Beberapa saat kemudian ia
mengutus putranya, Sultan Salad, untuk mencari Tabriz di Damaskus. Lewat
putranya tadi, Rumi ingin menyampaikan penyesalan dan permintaan maaf atas
tindakan murid-muridnya itu dan menjamin keselamatan gurunya bila berkenan
kembali ke Konya.
Demi mengabulkan
permintaan Rumi itu, Tabriz kembali ke Konya. Dan mulailah Rumi berasyik-asyik
kembali dengan Tabriz. Lambat-laun rupanya para muridnya merasakan diabaikan
kembali, dan mereka mulai menampakkan perasaan tidak senang kepada Tabriz.

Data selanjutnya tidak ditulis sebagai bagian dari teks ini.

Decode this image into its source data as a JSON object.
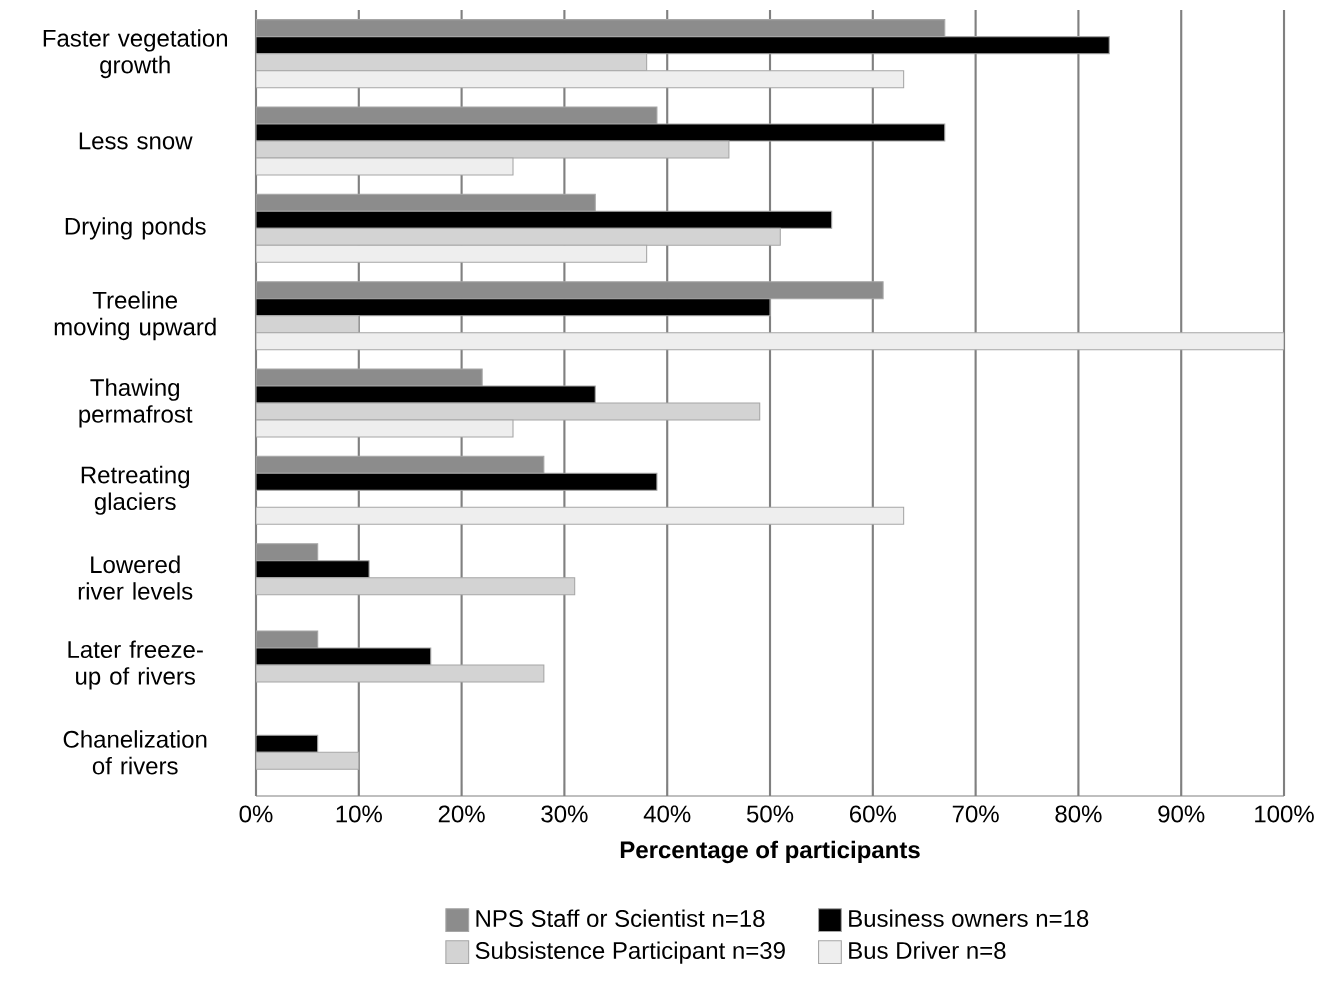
{
  "chart_data": {
    "type": "bar",
    "orientation": "horizontal",
    "xlabel": "Percentage of participants",
    "categories": [
      "Faster vegetation growth",
      "Less snow",
      "Drying ponds",
      "Treeline moving upward",
      "Thawing permafrost",
      "Retreating glaciers",
      "Lowered river levels",
      "Later freeze-up of rivers",
      "Chanelization of rivers"
    ],
    "series": [
      {
        "name": "NPS Staff or Scientist n=18",
        "color": "#8c8c8c",
        "values": [
          67,
          39,
          33,
          61,
          22,
          28,
          6,
          6,
          null
        ]
      },
      {
        "name": "Business owners n=18",
        "color": "#000000",
        "values": [
          83,
          67,
          56,
          50,
          33,
          39,
          11,
          17,
          6
        ]
      },
      {
        "name": "Subsistence Participant n=39",
        "color": "#d3d3d3",
        "values": [
          38,
          46,
          51,
          10,
          49,
          null,
          31,
          28,
          10
        ]
      },
      {
        "name": "Bus Driver n=8",
        "color": "#eeeeee",
        "values": [
          63,
          25,
          38,
          100,
          25,
          63,
          null,
          null,
          null
        ]
      }
    ],
    "xlim": [
      0,
      100
    ],
    "xticks": [
      {
        "value": 0,
        "label": "0%"
      },
      {
        "value": 10,
        "label": "10%"
      },
      {
        "value": 20,
        "label": "20%"
      },
      {
        "value": 30,
        "label": "30%"
      },
      {
        "value": 40,
        "label": "40%"
      },
      {
        "value": 50,
        "label": "50%"
      },
      {
        "value": 60,
        "label": "60%"
      },
      {
        "value": 70,
        "label": "70%"
      },
      {
        "value": 80,
        "label": "80%"
      },
      {
        "value": 90,
        "label": "90%"
      },
      {
        "value": 100,
        "label": "100%"
      }
    ],
    "grid": "x",
    "legend": "bottom"
  }
}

Lagi-lagi sufi pengelana itu, secara diam-diam meninggalkan Rumi, lantaran
takut terjadi fitnah. Kendati Rumi ikut mencari hingga ke Damaskus, Tabriz
tidak kembali lagi.
Rumi telah menjadi sufi,
berkat pergaulannya dengan Tabriz. Kesedihannya berpisah dan kerinduannya untuk
berjumpa lagi dengan gurunya itu telah ikut berperan mengembangkan emosinya,
sehingga ia menjadi penyair yang sulit ditandingi. Guna mengenang dan
menyanjung gurunya itu, ia tulis syair- syair, yang himpunannya kemudian
dikenal dengan nama Divan-i Syams-i Tabriz. Ia bukukan pula wejangan-wejangan
gurunya, dan buku itu dikenal dengan nama Maqalat-i Syams Tabriz.
Rumi kemudian mendapat
sahabat dan sumber inspirasi baru, Syekh Hisamuddin Hasan bin Muhammad. Atas
dorongan sahabatnya itu, ia berhasil selama 15 tahun terakhir masa hidupnya
menghasilkan himpunan syair yang besar dan mengagumkan yang diberi nama
Masnavi-i. Buku ini terdiri dari enam jilid dan berisi 20.700 bait syair. Dalam
karyanya ini, terlihat ajaran-ajaran tasawuf yang mendalam, yang disampaikan
dalam bentuk apologi, fabel, legenda, anekdot, dan lain-lain. Karya tulisnya
yang lain adalah Ruba’iyyat (sajak empat baris dalam jumlah 1600 bait), Fiihi
Maa fiihi (dalam bentuk prosa; merupakan himpunan ceramahnya tentang tasawuf),
dan Maktubat (himpunan surat-suratnya kepada sahabat atau pengikutnya).
Bersama Syekh Hisamuddin
pula, Rumi mengembangkan tarekat Maulawiyah atau Jalaliyah. Tarekat ini di
Barat dikenal dengan nama The Whirling Dervishes (Para Darwisy yang
Berputar-putar). Nama itu muncul karena para penganut tarekat ini melakukan
tarian berputar-putar, yang diiringi oleh gendang dan suling, dalam dzikir
mereka untuk mencapai ekstase.
WAFAT. Semua manusia tentu
akan kembali kepada-Nya. Demikianlah yang terjadi pada Rumi. Penduduk Konya
tiba-tiba dilanda kecemasan, gara-gara mendengar kabar bahwa tokoh panutan
mereka, Rumi, sakit keras. Meski menderita sakit keras, pikiran Rumi masih menampakkan
kejernihannya.
Seorang sahabatnya datang
menjenguk dan mendo’akan, “Semoga Allah berkenan memberi ketenangan kepadamu
dengan kesembuhan.” Rumi sempat menyahut, “Jika engkau beriman dan bersikap
manis, kematian itu akan bermakna baik. Tapi kematian ada juga kafir dan
pahit.”
Pada 5 Jumadil Akhir 672 H
dalam usia 68 tahun Rumi dipanggil ke rahmatullah. Tatkala jenazahnya hendak
diberangkatkan, penduduk setempat berdesak-desak ingin menyaksikan. Begitulah
kepergian seseorang yang dihormati ummatnya.